Ma nouvelle vie à Lîdge

lundi 8 mai 2017

Georges Simenon : " De la cave au grenier "




Encore un des merveilleux volumes des « Dictées » de Georges Simenon. Mais que sont ces «  dictées » (que j’a-do-re !). Ecoutons ce qu’en dit leur auteur :
«  Ce ne sont ni des mémoires, ni un journal à proprement parler, ni un recueil de pensées plus ou moins philosophique. Ce n’est pas de la littérature. En somme, ce sont seulement des pensées qui passent par la tête d’un vieil homme, plus ou moins jour par jour, et même certains récits de mon emploi du temps. »


Extraits :


-  Il y a un vielle maxime d’Epictète qui, depuis a été la règle de tout ma vie et qui aujourd’hui encore m’aide à garder mon optimisme. Je la traduis certainement mal. En gros, il disait : «  Sur dix maux que nous appréhendons et dont nous souffrons à l’avance, il ne nous en arrive qu’un. Nous souffrons donc neuf fois inutilement.»

-  Il y a plus de soixante ans, mon père passait la plupart de ses soirées à s’occuper d’une œuvre peu connue, dont on ne parlait pas dans les journaux, qui n’envoyait pas d’appels aux riches de ce monde ou aux demi-riches, et qui s’appelait «  Les Pauvres Honteux ». Il faut dire qu’il n’existait alors ni assistance sociale, ni retraite, sauf pour les fonctionnaires, ni assurance médicale  d’aucune sorte, sécurité sociale, etc. Quand un homme commençait à sombrer, il n’avait aucune planche de salut. C’est entre eux que les employés, qui gagnaient moins bien leur vie que les ouvriers d’alors, ont décidé de créer une caisse d’entraide à laquelle il n’y avait même pas besoin qu’ils s’adressent. Les autres, leurs collègues, savaient que la femme de l’un d’entre eux était gravement malade et que le budget de leur camarade ne suffisait pas à la soigner.
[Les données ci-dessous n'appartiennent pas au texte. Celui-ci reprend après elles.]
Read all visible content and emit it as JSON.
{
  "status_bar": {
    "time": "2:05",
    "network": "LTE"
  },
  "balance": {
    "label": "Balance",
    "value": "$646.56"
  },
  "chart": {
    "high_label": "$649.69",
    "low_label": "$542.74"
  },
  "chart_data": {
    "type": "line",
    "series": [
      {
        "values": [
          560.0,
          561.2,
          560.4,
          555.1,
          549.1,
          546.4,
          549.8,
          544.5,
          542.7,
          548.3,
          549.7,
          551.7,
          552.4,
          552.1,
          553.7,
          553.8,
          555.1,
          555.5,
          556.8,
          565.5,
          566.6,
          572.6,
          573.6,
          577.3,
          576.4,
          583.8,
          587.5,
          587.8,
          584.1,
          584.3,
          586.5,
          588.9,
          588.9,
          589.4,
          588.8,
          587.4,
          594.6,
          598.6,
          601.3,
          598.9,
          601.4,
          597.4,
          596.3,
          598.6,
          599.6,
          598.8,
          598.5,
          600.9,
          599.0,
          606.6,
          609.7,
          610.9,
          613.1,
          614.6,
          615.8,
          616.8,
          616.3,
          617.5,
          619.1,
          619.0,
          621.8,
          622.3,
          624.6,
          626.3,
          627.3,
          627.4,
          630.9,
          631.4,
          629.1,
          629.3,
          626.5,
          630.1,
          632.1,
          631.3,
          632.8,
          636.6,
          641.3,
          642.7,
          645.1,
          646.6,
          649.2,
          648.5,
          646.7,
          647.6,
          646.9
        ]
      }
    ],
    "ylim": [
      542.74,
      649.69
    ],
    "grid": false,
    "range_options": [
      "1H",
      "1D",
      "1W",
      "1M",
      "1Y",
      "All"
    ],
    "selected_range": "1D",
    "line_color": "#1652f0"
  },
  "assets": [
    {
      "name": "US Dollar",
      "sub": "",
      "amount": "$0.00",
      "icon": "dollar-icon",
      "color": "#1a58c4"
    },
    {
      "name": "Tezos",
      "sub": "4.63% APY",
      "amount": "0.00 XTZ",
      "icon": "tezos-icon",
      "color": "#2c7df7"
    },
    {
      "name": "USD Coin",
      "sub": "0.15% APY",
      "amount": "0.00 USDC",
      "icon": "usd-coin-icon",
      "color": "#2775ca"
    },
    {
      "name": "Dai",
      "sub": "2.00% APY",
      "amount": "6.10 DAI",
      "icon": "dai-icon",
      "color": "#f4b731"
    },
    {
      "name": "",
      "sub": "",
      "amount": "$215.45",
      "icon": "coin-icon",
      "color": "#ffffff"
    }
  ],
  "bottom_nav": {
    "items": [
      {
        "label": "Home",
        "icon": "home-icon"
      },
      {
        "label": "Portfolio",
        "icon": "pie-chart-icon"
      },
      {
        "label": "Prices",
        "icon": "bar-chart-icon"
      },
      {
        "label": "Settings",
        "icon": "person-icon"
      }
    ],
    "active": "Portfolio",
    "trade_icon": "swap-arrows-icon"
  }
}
Ils savaient qu’il y avait eu un malheur ou un autre dans la famille. C’est alors que, discrètement, ils intervenaient.


- Je reste dans  mon coin, dans mon petit studio rose dont l’atmosphère n’a pas changé. Je continue, malgré moi, à jouir de chaque journée qui m’est donnée, mais avec un goût amer dans la bouche et, chaque fois que le téléphone qui me relie au monde se met à sonner, je sursaute avec un spasme dans la poitrine.